Day 8 (Friday): Comedown

I finally got the sunny morning I'd wanted, and I spent it in the canyon shoot places I just didn't have the light for previously. Today was a bonus day, much more relaxed than before. Any photos I took today were gravy, because I couldn't imagine topping what I had seen at Kolob Canyons.

Streaked Wall The SentinelAngels Rest

I spent the morning in Zion Canyon again, focusing on areas I'd missed before becase I just didn't ahve the light, primarily on a few silhouettes I'd had my eye on all week. Midday was spent back at the hotel, packing up for the journey home. And for evening, I ventured around the main park roads just seeing what grabbed my attention. Relaxed, contented, fulfilled.

Observation Point SilhouetteThe Pulpit SilhouetteSilhouette on Cathedral Mountain

Day 9 (Saturday): Long Drive Home

I made the drive home in a single day, 1100 miles in just under 17 hours. Thank the gods for cruise control. And thank Utah and Idaho once again for their 75 mph speed limits.

I managed again to pass through Oregon without stopping for gas. They need to get with the program with that 65 mph business too. Eastern Oregon is much to vast for that nonsense. Clouds met me at the Oregon border and it was raining by the time I reached the Blue Mountains, washing off my proudly won Utah dirt. Welcome back to the Pacific Northwest.

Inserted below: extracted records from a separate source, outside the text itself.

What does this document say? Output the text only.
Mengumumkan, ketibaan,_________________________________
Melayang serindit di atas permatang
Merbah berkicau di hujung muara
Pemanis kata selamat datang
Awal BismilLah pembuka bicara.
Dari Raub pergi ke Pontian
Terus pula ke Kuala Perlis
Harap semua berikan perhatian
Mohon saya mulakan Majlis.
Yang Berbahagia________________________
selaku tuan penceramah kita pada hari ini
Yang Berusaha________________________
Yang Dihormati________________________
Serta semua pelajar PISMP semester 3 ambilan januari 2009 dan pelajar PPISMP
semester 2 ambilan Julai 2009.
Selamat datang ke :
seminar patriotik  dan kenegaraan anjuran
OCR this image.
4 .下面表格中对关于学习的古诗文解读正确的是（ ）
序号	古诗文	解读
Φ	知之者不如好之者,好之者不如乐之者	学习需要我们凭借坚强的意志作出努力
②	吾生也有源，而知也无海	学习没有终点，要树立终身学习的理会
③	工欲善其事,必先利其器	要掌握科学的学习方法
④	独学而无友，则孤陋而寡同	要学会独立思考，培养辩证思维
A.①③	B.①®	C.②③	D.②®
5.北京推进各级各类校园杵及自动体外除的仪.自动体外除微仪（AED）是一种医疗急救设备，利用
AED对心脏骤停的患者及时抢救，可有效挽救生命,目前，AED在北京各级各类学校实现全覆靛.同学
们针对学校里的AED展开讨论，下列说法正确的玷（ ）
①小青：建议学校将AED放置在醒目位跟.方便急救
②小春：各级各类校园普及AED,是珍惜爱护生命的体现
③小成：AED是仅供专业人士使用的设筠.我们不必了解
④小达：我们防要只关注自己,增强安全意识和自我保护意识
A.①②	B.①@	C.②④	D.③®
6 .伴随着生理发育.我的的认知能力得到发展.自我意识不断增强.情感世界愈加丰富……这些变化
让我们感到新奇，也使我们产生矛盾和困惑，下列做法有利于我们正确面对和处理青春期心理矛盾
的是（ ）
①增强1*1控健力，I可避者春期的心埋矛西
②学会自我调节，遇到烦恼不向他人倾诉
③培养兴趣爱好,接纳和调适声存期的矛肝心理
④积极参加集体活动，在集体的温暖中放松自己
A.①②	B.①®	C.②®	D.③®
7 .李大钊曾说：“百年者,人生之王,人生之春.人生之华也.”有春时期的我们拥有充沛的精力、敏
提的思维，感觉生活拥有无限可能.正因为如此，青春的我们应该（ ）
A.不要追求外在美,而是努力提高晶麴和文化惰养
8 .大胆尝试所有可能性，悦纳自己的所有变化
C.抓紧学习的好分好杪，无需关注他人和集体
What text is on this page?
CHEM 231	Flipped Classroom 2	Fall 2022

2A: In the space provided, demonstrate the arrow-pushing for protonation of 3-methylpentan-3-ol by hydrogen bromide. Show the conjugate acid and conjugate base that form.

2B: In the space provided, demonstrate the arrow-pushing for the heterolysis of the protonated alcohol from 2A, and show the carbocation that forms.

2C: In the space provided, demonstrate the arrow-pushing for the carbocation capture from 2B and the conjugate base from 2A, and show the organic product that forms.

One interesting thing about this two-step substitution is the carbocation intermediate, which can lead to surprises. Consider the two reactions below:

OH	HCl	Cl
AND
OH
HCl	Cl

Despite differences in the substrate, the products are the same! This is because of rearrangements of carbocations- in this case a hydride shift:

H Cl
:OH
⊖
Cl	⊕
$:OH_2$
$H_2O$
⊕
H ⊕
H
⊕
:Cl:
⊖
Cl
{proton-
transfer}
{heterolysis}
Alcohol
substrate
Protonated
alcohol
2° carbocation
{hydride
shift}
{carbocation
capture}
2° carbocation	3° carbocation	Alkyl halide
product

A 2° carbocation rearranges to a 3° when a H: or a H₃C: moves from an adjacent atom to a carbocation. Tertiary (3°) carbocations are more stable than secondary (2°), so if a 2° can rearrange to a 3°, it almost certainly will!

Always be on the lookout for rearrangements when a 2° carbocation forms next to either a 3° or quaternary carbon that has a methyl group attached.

It was an extremely long drive, distance is measured in hours and meals are determined by the gas tank. Crossing into Washington was the hardest part. I was almost home, or so it seemed, yet there were still hours to go. My muscles were tired and my joints stiff. I was tired of all my music, and the mile markers ticked by oh so slowly. But finally a recognizable landmark, Snoqualmie Pass. A little farther. North Bend. Then finally, Bellevue. For the first time in almost 17 hours, I leave the Interstate. Then I'm in my neighborhood, on my street, in my driveway. Home.

Soon enough I'll wish I was out there again, but for now it's good to be home.